Disability rights advocates praise bill to remove offensive word from administrative code
Public hearing Tuesday in Senate committee
MADISON, Wis. — People in the disability rights community said a proposal to remove an offensive word from state regulations is long overdue.
The phrases “mentally retarded” and “mental retardation” were removed from Wisconsin state statutes under a law in 2011, but state Rep. John Jagler realized the phrases still appeared in Wisconsin administrative rules and the Wisconsin Administrative Code. He is hoping to change that with a proposal he authored with state Sen. Scott Fitzgerald.
“For reasons that I think are pretty obvious to those of us in the disability community, the term is outdated. ‘Mental retardation’ is outdated,” Jagler said.
Jagler, who counted 87 times in which the word was used in administrative rules, said the issue is personal to him as he has a 21-year-old daughter who has Down syndrome.
Can you believe it’s 2019 and the r-word still appears in Wisconsin administrative rules and the administrative code? Disability rights groups support a bipartisan bill from Rep @JohnJagler and @SenFitzgerald to replace the word with the phrase “intellectual disabilities.”
— Rose Schmidt (@RoseSchmidtTV) February 19, 2019
Patrick Ryan, a board member of GiGi’s Playhouse in Madison, can’t help but smile as he talks about his 10-year-old daughter, Grace, who also has Down syndrome.
“We could not imagine our life without our daughter Grace,” Ryan said, calling her “the light of our life.”

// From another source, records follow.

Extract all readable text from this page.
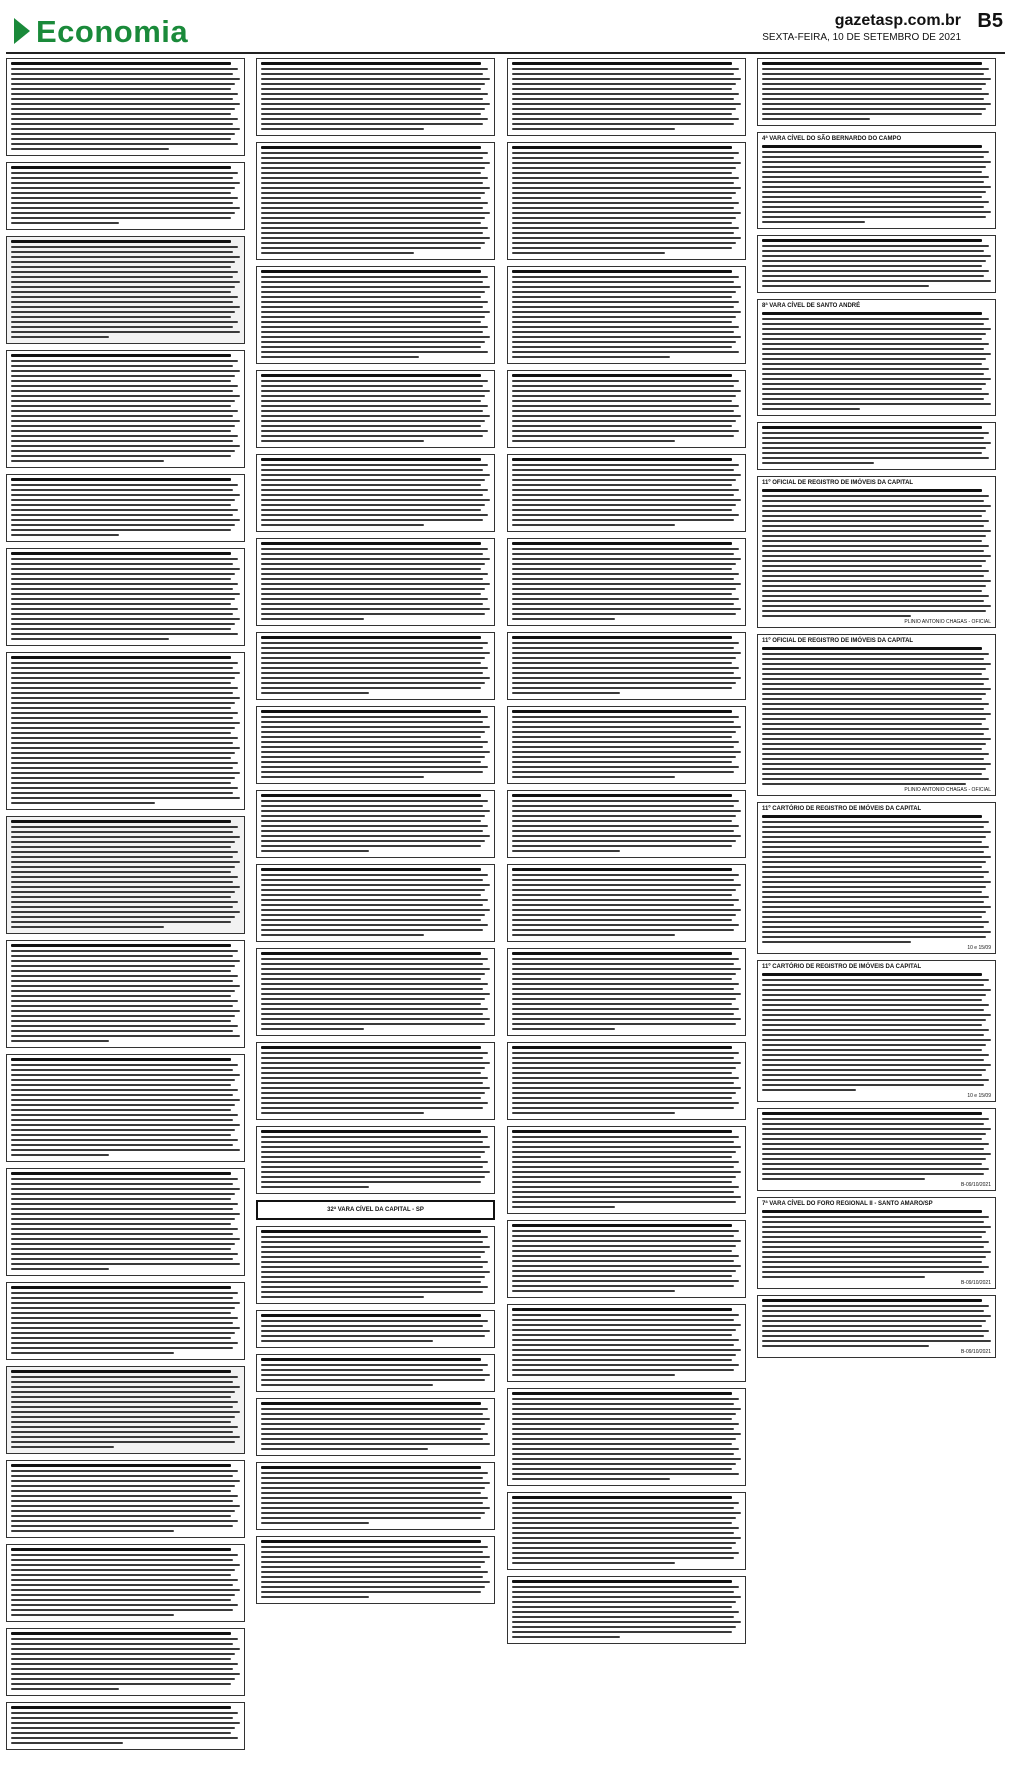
Economia	gazetasp.com.br
SEXTA-FEIRA, 10 DE SETEMBRO DE 2021
B5
32ª VARA CÍVEL DA CAPITAL - SP
4ª VARA CÍVEL DO SÃO BERNARDO DO CAMPO
8ª VARA CÍVEL DE SANTO ANDRÉ
11º OFICIAL DE REGISTRO DE IMÓVEIS DA CAPITAL
PLINIO ANTONIO CHAGAS - OFICIAL
11º OFICIAL DE REGISTRO DE IMÓVEIS DA CAPITAL
PLINIO ANTONIO CHAGAS - OFICIAL
11º CARTÓRIO DE REGISTRO DE IMÓVEIS DA CAPITAL
10 e 15/09
11º CARTÓRIO DE REGISTRO DE IMÓVEIS DA CAPITAL
10 e 15/09
B-09/10/2021
7ª VARA CÍVEL DO FORO REGIONAL II - SANTO AMARO/SP
B-09/10/2021
B-09/10/2021
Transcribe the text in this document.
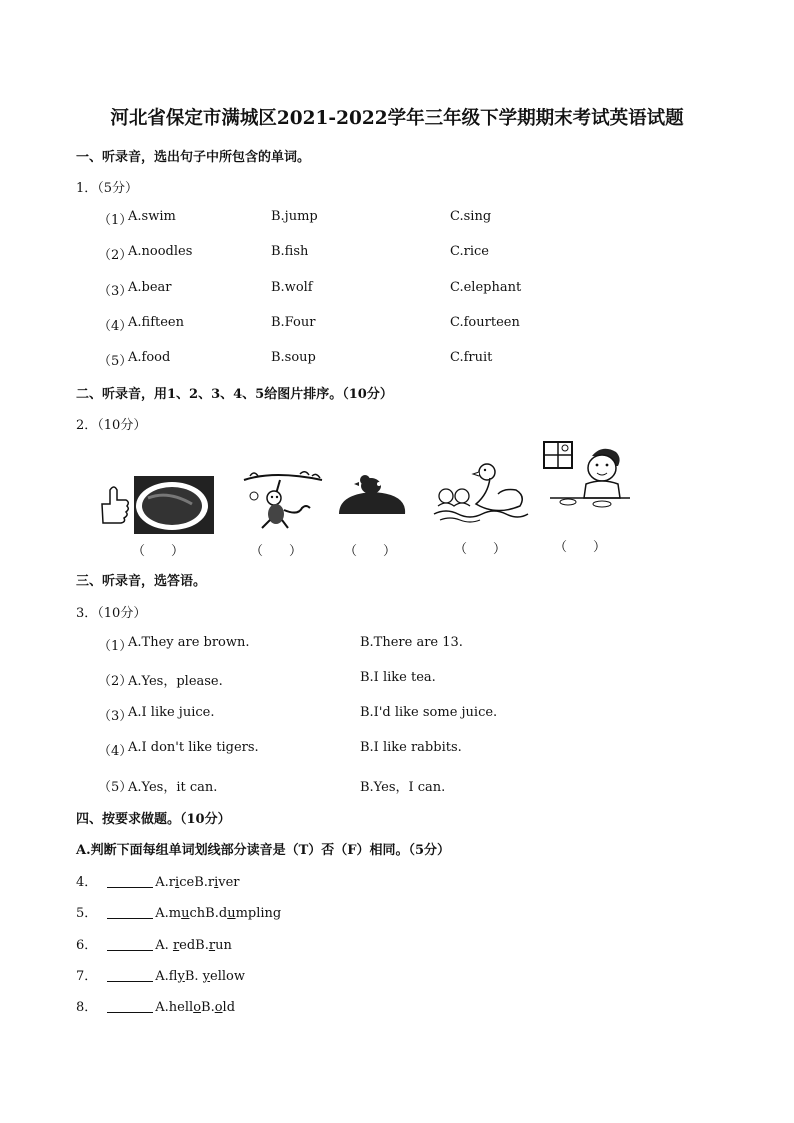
河北省保定市满城区2021-2022学年三年级下学期期末考试英语试题
一、听录音，选出句子中所包含的单词。
1．（5分）
（1）
A.swim	B.jump	C.sing
（2）
A.noodles	B.fish	C.rice
（3）
A.bear	B.wolf	C.elephant
（4）
A.fifteen	B.Four	C.fourteen
（5）
A.food	B.soup	C.fruit
二、听录音，用1、2、3、4、5给图片排序。（10分）
2．（10分）
（　　）	（　　）	（　　）	（　　）	（　　）
三、听录音，选答语。
3．（10分）
（1）
A.They are brown.	B.There are 13.
（2）
A.Yes，please.	B.I like tea.
（3）
A.I like juice.	B.I'd like some juice.
（4）
A.I don't like tigers.	B.I like rabbits.
（5）
A.Yes，it can.	B.Yes，I can.
四、按要求做题。（10分）
A.判断下面每组单词划线部分读音是（T）否（F）相同。（5分）
4．	A.riceB.river
5．	A.muchB.dumpling
6．	A. redB.run
7．	A.flyB. yellow
8．	A.helloB.old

He said many people grew up hearing the word “retarded,” but he is hoping a conversation can make the difference in awareness.
“We still see (the R-word) too much in lots of places in society, and it’s still somewhat accepted in lots of circles,” Ryan said.
The Senate Committee on Government Operations, Technology and Consumer Protection held a public hearing on the bill Tuesday.
As he testified before the committee, Lincoln Burr, CEO of the Disability Service Provider Network, said the word should have been removed many years ago.
“Frankly, I’ve been in the business for 25 years. We haven’t ever used that word. We call it the ‘R-word,’ and there’s a reason,” Burr said.
He said it was heartbreaking to hear from families who have heard the word directed at them in a derogatory way.
“It happens today, and we can’t stop that, but we can stop this. We can take it out of regulation, we can take it out of statute, and I think this is an important step toward where we need to be,” Burr said.
The committee chairman, state Sen. Duey Stroebel, said the committee will vote on the measure in an executive session soon.
In the state Assembly, the bill was referred to the Committee on State Affairs.